What is a camisole, history of origin

Historical

Some previously popular items of clothing were borrowed from Western countries. They appeared especially in large numbers during the reign of Peter I. They displaced elements of the national Russian costume among the nobility. One of these items of clothing was the camisole, a type of jacket worn under a caftan. Over the course of its existence, it has undergone many changes. But the essence remained - the camisole was worn over a shirt under a caftan or instead of it.

What is it

A type of men's clothing that is beautifully decorated at the front and peeks out from under the caftan is a camisole. It is a fitted long jacket or vest. Depending on the era and nationality, the word "camisole" was used to refer to different types of clothing:

  1. At first it was a knee-length jacket. It was sewn fitted and wide at the bottom. The sleeves were usually narrow, as the garment was worn under a caftan.
  2. During the time of Peter I, this was a mandatory item of clothing for the military. The uniform consisted of short trousers, a camisole worn over a shirt, buttoned up to the top. An unbuttoned caftan was thrown over the top.
  3. Later, the described item of clothing began to mean a fitted, long, sleeveless vest.
  4. Among the peoples of Asia - the Kazakhs, Tatars, and Kirghiz - the camisole was a part of not only men's but also women's clothing. It was a sleeveless or short-sleeved vest, mid-thigh length, fitted. It was made of velvet or brocade, and was always very bright and richly decorated. Women wore it over a dress.

The camisole, which was part of the noble costume, was made of cloth, satin, velvet or silk, depending on the situation or season. It was usually made of the same fabric as the caftan, making up a set. Since the item was rarely worn separately, the back was often made of canvas. Thanks to this, the person did not sweat. Sometimes there was lacing on the back, it was tightened to fit the figure so that the item fit tightly, but did not restrict movement.

The camisole was a very bright piece of clothing. Since its front part peeked out from under the caftan, it was richly decorated. The following decorative elements were used:

  • silk or sequin embroidery;
  • silver and gold thread galloons;
  • lots of beautiful buttons;
  • chenille - a fluffy silk cord;
  • metallic lace.

In the national costume of the Bashkirs and Tatars, the camisole was decorated with fur, bird feathers, beads, and coins.

Such a thing could be sewn from fabric with a printed pattern. Sometimes it was contrasting compared to the caftan, beautiful patch pockets were also sewn onto the item. A richly decorated camisole was an item of festive or evening wear. For every day, it was sewn from simple cloth.

History of creation

This type of clothing first appeared in France in the 17th century. From French, this word is translated as "jacket". The camisole quickly spread and by the 18th century it became an indispensable element of noble costume in many European countries. In Russia, this item of clothing appeared thanks to Peter I.

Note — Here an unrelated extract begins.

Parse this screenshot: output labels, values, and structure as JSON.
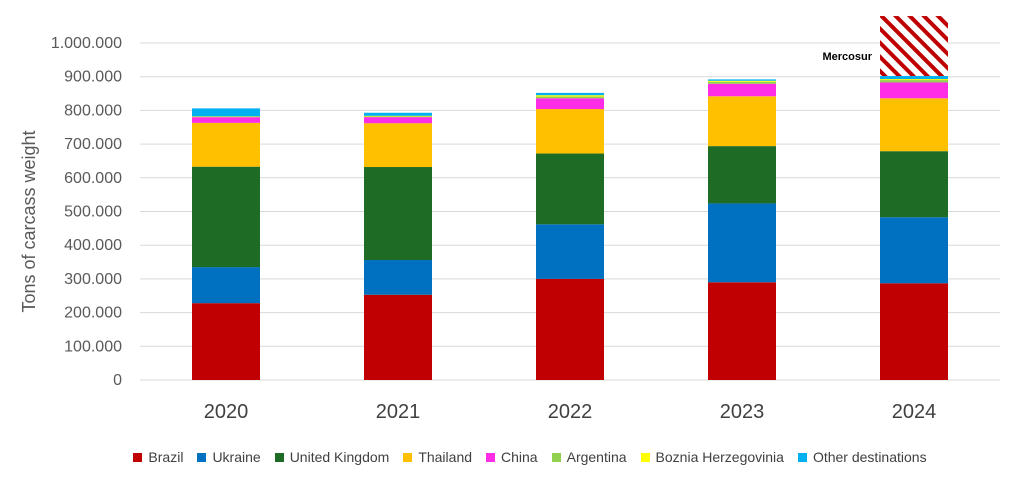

At that time, the camisole was a fitted jacket with long sleeves. At first, they were wide at the bottom and rolled up. Then they became narrow, so that it was easier to put on a caftan on top. Such a jacket was mid-thigh or knee-length, and flared out at the bottom. It was worn under a caftan, with the front part sticking out a little, so it was beautifully decorated.

Because such a camisole was worn with other things (under a caftan), it changed. The described garment became shorter, lost its widened lower part in the form of a basque. The sleeves also disappeared. From the end of the 18th century, it began to resemble a vest. It was also worn under a caftan and was usually made of the same material.

In the 19th century, under Paul I, the camisole became less popular, as this tsar banned all borrowings from European fashion. From elegant noble clothing, it turned into a waistcoat worn by the poor. The style also changed over time. At first, this wardrobe item was collarless. The upper part of the shirt or jabot was released from under it. Later, it acquired a stand-up collar. The fronts became short, often triangular.

In modern fashion

By the end of the 19th century, the camisole had completely changed and then went out of fashion. It is considered to be the predecessor of the modern waistcoat. The three-piece men's suit, which became widespread at the beginning of the 20th century, follows the trends of those times when a camisole was worn over a shirt and a caftan on top. Only these items of clothing turned into a waistcoat and jacket.

The waistcoat, unlike the camisole, became shorter. It could be not only fitted, but also wide, the product was no longer richly decorated. Minimalism and neutral dark colors came into fashion.

 Since the beginning of the 20th century, the word “camisole” is no longer used; it has become a historicism.

Today, this wardrobe item has been preserved in the Kazakh costume. National women's clothing, the main element of which is a camisole, is still popular. It is usually bright red or blue, decorated with beads, embroidery, and gold thread.

Many designers believe that the modern women's jacket also originated from this element of clothing. Its features can be seen in elongated jackets, trench coats and coats:

  • fitted silhouette;
  • long row of buttons;
  • large patch pockets;
  • the shelves are shorter than the back.

From the 17th to the 20th century, the camisole experienced periods of popularity and oblivion, during which time it underwent many changes. This word is no longer used, but modern women's jackets often resemble the old-fashioned garment.